Quick answer

How does Via know who actually knows whom?

Via AI determines who actually knows whom by scoring relationships on real work history — not LinkedIn connections. Via uses tenure overlap, role proximity, recency, and communication signals to distinguish genuine relationships from loose social connections.

Most tools assume that if two people are connected online, they "know" each other. Sales teams know that's not true. The difference between seeing that two people are connected on LinkedIn and knowing they spent three years on the same team is the difference between a dead-end intro request and one that actually converts.

The signals Via uses to score relationship strength

Via uses public and partner data to establish who overlapped where, for how long, and in what roles — without depending on LinkedIn connection data. Each signal tells a different part of the story:

  • Tenure overlap. Three years on the same 20-person engineering team is a real relationship. Three years in the same 10,000-person company might mean they never met. Via distinguishes between close collaboration and distant org-chart proximity.
  • Role proximity. Two people who shared a function — both in product, both in sales — are far more likely to have worked together directly than two people who happened to be in the same building but in unrelated departments.
  • Recency. A relationship from last year carries more weight than one from 2016. People change roles, cities, and priorities. Stale history counts for less so you're not asking someone to make an intro based on a relationship that faded years ago.
  • Frequency of overlap. If two people worked together at two different companies over the course of a decade, that's a pattern — not a coincidence. Multiple shared stints signal a relationship that's been maintained through career changes.
  • Company size at the time. Overlapping at a 30-person startup is fundamentally different from overlapping at a Fortune 500. At a small company, everyone knows everyone. Via adjusts for this so it doesn't treat a 50,000-employee overlap the same as a Series A team.

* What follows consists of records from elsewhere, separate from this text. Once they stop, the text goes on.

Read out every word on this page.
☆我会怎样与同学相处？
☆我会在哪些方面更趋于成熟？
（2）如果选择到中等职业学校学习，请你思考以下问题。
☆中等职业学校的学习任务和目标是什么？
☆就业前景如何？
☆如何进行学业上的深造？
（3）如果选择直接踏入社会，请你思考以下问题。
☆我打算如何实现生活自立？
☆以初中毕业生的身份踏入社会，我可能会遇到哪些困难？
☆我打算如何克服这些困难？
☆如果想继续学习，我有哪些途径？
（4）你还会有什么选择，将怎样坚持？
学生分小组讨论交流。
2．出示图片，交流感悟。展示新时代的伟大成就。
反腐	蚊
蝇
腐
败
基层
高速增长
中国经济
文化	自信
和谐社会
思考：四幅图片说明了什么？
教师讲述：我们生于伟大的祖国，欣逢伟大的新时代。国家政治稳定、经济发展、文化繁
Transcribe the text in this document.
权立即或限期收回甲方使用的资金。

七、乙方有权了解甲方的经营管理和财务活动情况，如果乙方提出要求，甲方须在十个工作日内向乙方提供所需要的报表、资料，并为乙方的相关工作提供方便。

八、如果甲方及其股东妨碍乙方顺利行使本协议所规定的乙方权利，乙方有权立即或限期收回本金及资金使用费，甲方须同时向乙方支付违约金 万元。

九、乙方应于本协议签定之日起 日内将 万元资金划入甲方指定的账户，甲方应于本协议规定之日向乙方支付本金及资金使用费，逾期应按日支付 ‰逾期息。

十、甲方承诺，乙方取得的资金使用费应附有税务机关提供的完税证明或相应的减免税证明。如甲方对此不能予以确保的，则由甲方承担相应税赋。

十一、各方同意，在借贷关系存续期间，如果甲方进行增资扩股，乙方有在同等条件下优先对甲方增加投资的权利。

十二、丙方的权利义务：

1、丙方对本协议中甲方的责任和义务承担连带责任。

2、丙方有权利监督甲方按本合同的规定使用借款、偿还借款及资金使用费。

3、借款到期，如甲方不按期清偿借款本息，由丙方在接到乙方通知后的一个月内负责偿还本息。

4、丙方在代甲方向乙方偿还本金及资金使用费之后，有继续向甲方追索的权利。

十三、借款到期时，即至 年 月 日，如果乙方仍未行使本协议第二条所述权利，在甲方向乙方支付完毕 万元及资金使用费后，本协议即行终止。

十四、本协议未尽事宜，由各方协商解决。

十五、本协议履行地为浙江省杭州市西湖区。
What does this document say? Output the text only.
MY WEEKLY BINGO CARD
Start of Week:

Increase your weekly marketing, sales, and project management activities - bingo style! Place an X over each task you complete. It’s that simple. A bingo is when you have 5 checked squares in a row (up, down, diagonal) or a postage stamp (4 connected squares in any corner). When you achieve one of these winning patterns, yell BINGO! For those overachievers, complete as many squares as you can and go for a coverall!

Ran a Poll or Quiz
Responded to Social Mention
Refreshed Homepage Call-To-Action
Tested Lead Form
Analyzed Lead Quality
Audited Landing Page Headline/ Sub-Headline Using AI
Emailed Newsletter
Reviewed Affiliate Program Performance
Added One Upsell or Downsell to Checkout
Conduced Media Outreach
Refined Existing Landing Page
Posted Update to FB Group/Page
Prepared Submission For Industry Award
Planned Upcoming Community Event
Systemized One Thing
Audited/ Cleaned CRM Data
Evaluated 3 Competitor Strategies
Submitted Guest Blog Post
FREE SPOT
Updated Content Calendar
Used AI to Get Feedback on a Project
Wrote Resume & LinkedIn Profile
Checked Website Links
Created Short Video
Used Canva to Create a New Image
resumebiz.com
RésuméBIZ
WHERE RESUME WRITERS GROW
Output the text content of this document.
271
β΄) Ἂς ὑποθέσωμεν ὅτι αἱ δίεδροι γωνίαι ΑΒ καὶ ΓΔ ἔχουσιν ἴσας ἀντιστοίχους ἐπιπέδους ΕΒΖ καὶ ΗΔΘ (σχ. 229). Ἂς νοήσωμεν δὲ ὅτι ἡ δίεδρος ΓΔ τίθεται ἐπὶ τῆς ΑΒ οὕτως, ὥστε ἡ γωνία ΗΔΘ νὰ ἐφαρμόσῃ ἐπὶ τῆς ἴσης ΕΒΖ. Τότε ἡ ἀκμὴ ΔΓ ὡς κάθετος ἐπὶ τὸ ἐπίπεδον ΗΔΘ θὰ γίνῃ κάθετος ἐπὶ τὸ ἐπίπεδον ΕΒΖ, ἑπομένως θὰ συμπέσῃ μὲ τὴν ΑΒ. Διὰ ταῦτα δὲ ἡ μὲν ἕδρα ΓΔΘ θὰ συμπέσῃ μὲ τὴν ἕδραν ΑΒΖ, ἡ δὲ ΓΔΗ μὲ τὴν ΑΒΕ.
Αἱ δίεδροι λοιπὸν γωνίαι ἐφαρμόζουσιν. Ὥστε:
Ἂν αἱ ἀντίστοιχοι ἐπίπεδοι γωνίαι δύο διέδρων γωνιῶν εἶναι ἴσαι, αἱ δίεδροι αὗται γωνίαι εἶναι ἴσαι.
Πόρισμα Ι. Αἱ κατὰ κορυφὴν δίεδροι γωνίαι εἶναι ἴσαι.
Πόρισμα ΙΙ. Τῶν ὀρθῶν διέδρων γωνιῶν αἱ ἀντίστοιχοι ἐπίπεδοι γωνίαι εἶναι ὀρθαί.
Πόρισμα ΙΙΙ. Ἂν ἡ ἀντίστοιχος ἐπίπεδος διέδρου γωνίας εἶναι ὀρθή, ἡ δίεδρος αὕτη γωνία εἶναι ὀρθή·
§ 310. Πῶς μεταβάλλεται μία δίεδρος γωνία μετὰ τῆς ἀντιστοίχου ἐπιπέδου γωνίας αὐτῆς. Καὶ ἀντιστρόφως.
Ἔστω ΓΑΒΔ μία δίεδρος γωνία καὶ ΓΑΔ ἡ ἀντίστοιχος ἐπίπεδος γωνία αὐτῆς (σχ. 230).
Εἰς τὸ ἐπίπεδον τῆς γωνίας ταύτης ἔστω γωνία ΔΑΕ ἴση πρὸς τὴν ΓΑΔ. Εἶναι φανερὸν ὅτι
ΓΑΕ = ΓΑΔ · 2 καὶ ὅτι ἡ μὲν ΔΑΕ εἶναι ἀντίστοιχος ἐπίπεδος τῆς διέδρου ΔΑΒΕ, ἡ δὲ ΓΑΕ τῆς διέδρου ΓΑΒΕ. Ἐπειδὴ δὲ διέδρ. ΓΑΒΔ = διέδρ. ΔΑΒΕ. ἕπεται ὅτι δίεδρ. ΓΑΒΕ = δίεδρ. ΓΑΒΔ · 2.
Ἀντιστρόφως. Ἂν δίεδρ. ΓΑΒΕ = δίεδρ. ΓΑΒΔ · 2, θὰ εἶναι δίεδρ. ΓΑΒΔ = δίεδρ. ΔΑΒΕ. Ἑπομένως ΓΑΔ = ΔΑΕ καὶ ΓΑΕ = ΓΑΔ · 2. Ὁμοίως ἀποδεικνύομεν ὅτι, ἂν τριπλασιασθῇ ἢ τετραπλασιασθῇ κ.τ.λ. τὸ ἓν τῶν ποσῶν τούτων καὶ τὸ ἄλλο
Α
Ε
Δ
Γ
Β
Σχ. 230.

How private signals strengthen the picture

Public work history gives Via a strong baseline, but when users opt in, private signals fill in what public data can't see — and recency and frequency are where they matter most.

  • Email activity. If two people exchanged emails in the last 90 days, that relationship is alive right now — not a guess based on a job that ended two years ago. Frequent email threads signal an active, ongoing connection.
  • Calendar overlap. Shared meetings — especially recurring ones — are one of the strongest indicators of a working relationship. A weekly 1:1 or a standing project sync tells Via that these two people are actively collaborating, not just names in each other's contact lists.
  • CRM data. Logged interactions, deal history, and relationship notes add another layer of context that public data alone can't provide.

Via never exposes your private content without your consent — it uses these signals only to strengthen confidence scores. Your emails and calendar details stay private; only the relationship signal is surfaced.

Compounding signals: why multiple layers matter

No single signal is enough to guarantee a good intro. What makes Via's scoring reliable is that signals compound. Two people who worked together at a startup for three years, still email each other monthly, had a meeting last week, and are connected on LinkedIn — that's a high-confidence relationship. The more signals that stack, the higher Via's confidence that this person can actually make an introduction — and that the introduction will be well-received. This is why Via doesn't show you every possible path. It shows you the paths where the evidence is strong enough that you can ask with confidence.

Why this matters for warm intros

Weak intros waste time, damage trust, and make reps hesitant to ask for help again. Knowing who actually knows whom — not just who's adjacent on a graph — is the difference between a warm intro that converts and a cold email in disguise.

Consider two scenarios. In the first, a rep sees that a colleague is connected to a VP at a target account on LinkedIn. They ask for an intro. The colleague barely remembers the person — they accepted a connection request three years ago after a conference panel. The intro goes out, gets ignored, and the colleague feels awkward. The rep burns a favor and gets nothing.

In the second scenario, Via shows the rep that a colleague overlapped with that same VP for two years at a previous company, they've exchanged emails recently, and they share a LinkedIn connection. The rep asks for the intro with context: "You two worked together at Acme — would you be open to connecting us?" The colleague is happy to help because the relationship is real. The VP takes the meeting because the intro came from someone they actually trust.

Same target, same rep, completely different outcome — because the second path was grounded in evidence, not guesswork.

How Via helps

Via surfaces the paths that are trustworthy, contextual, and likely to convert into a real introduction. You're not getting a list of loose mutuals. You're getting the few paths most likely to work.